Dzień Wolności Podatkowej, wyliczany przez Centrum im. Adama Smitha, to dzień, w którym łączny dochód od początku roku zrównuje się ze zobowiązaniami podatkowymi na ten rok. Innymi słowy, to dzień, w którym Polacy symbolicznie przestają płacić państwu, a zaczynają zarabiać na siebie.
Idea Dnia Wolności Podatkowej wywodzi się z USA. W 1900 r., kiedy obliczano datę po raz pierwszy, przypadł on pod koniec stycznia, a koszty amerykańskiego rządu wynosiły 2 proc. PKB. Dziś Polacy muszą czekać na wolność od podatków prawie pół roku, ponieważ wydatki rządu sięgają aż 47,3 proc. PKB.
Centrum, wyliczając datę Dnia Wolności Podatkowej, bierze pod uwagę stosunek udziału wydatków publicznych do PKB. Za dane przyjmuje się założenia budżetowe opracowane przez Ministerstwo Finansów oraz najnowsze prognozy PKB. To właśnie ze względu na słabszą kondycję gospodarki w tym roku Dzień Wolności Podatkowej przypadł tydzień później niż wynikało z zeszłorocznych założeń rządu. O ile bowiem wartość PKB jest niższa od prognoz, to państwowe wydatki wydawane są zgodnie z planem.
Przy okazji ogłoszenia daty Dnia Wolności Podatkowej eksperci Centrum im. Adama Smitha zwrócili uwagę, że w rankingu przyjazności systemów podatkowych Polska znalazła się w tym roku na 114. miejscu na 185 przebadanych państw. Zdaniem ekspertów przez wrogi system podatkowy traci cała gospodarka.

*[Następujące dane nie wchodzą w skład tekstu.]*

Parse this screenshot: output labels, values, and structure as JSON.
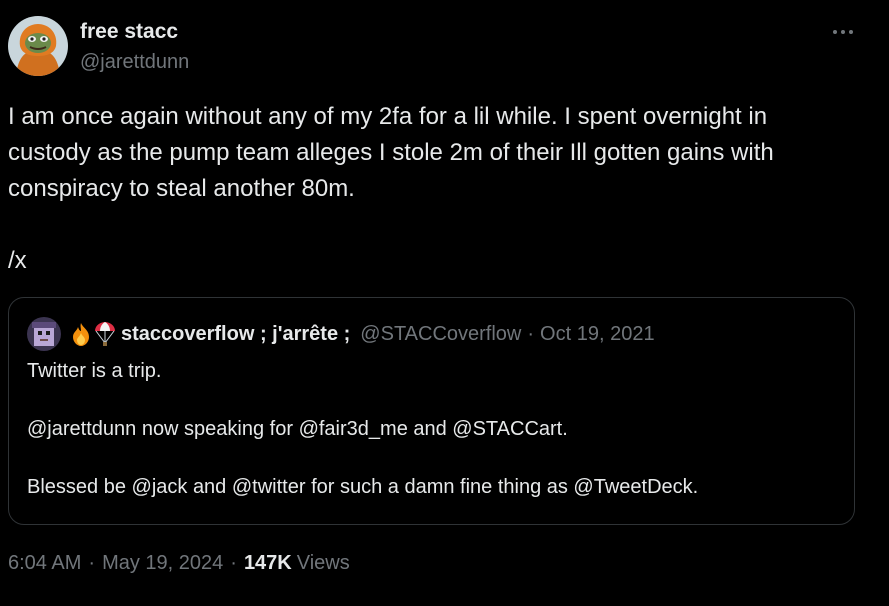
{
  "author": {
    "display_name": "free stacc",
    "handle": "@jarettdunn",
    "avatar_icon": "frog-avatar-orange-hoodie"
  },
  "more_icon": "more-horizontal-icon",
  "tweet": {
    "text": "I am once again without any of my 2fa for a lil while. I spent overnight in\ncustody as the pump team alleges I stole 2m of their Ill gotten gains with\nconspiracy to steal another 80m.\n\n/x"
  },
  "quote": {
    "avatar_icon": "pixel-character-avatar",
    "emojis": [
      "fire-emoji",
      "parachute-emoji"
    ],
    "display_name": "staccoverflow ; j'arrête ;",
    "handle": "@STACCoverflow",
    "separator": "·",
    "date": "Oct 19, 2021",
    "text": "Twitter is a trip.\n\n@jarettdunn now speaking for @fair3d_me and @STACCart.\n\nBlessed be @jack and @twitter for such a damn fine thing as @TweetDeck."
  },
  "meta": {
    "time": "6:04 AM",
    "separator": "·",
    "date": "May 19, 2024",
    "views_count": "147K",
    "views_label": "Views"
  },
  "colors": {
    "background": "#000000",
    "primary_text": "#e7e9ea",
    "secondary_text": "#71767b",
    "border": "#2f3336"
  }
}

Skąd państwo bierze pieniądze
Według informacji przekazanych przez Centrum im. Adama Smitha 42 proc. wpływów do kasy państwa stanowią podatki i daniny bazujące na pracy i przedsiębiorczości. Największą pozycją w tej grupie są składki na FUS, które wynoszą 144 mld zł. Podatek PIT zapewnia 77 mld zł wpływów, a składka na NFZ 61 mld zł.
Z pozostałych źródeł przychodów państwa największe znaczenia ma podatek VAT (126 mld zł), środki z UE (83 mld zł), akcyza (64 mld zł) i podatek CIT (38 mld zł).
Kowalski musi poczekać
Z powyższych danych wynika, że podatek pobierany od dochodów przedsiębiorstw jest dwa razy niższy od wpływów z podatku PIT i cztery razy mniejszy od składek na ubezpieczenia społeczne.
- Co do zasady podatki płacą biedniejsi - komentuje dr Kamil Zubelewicz z Instytutu Studiów Politycznych PAN. Jak tłumaczy, ponieważ duże firmy unikają opodatkowania, to w konsekwencji większe obciążenia ponoszą przeciętni obywatele.
Dotyczy to również małych firm, którym trudniej jest korzystać z luk w systemie podatkowym niż międzynarodowym korporacjom. - Wbrew pozorom przedsiębiorcy chcą płacić podatki i mieć święty spokój - mówi Andrzej Gwiazdowski z Centrum im. Adama Smitha.
Jako przykład unikania podatków przez duże podmioty Andrzej Sadowski wymienił firmę Apple, której efektywne opodatkowanie w Polsce wyniosło 0,11 proc. Dlatego eksperci Centrum postulują zmianę systemu podatkowego, która obejmowałaby np. opodatkowanie przychodu, a nie dochodu firm.
Dzień Wolności Podatkowej wyliczany jest łącznie dla całej gospodarki. Smutna rzeczywistość, jak przyznali eksperci Centrum im. Adama Smitha, jest jednak taka, że przeciętny Kowalski obchodzi go znacznie później.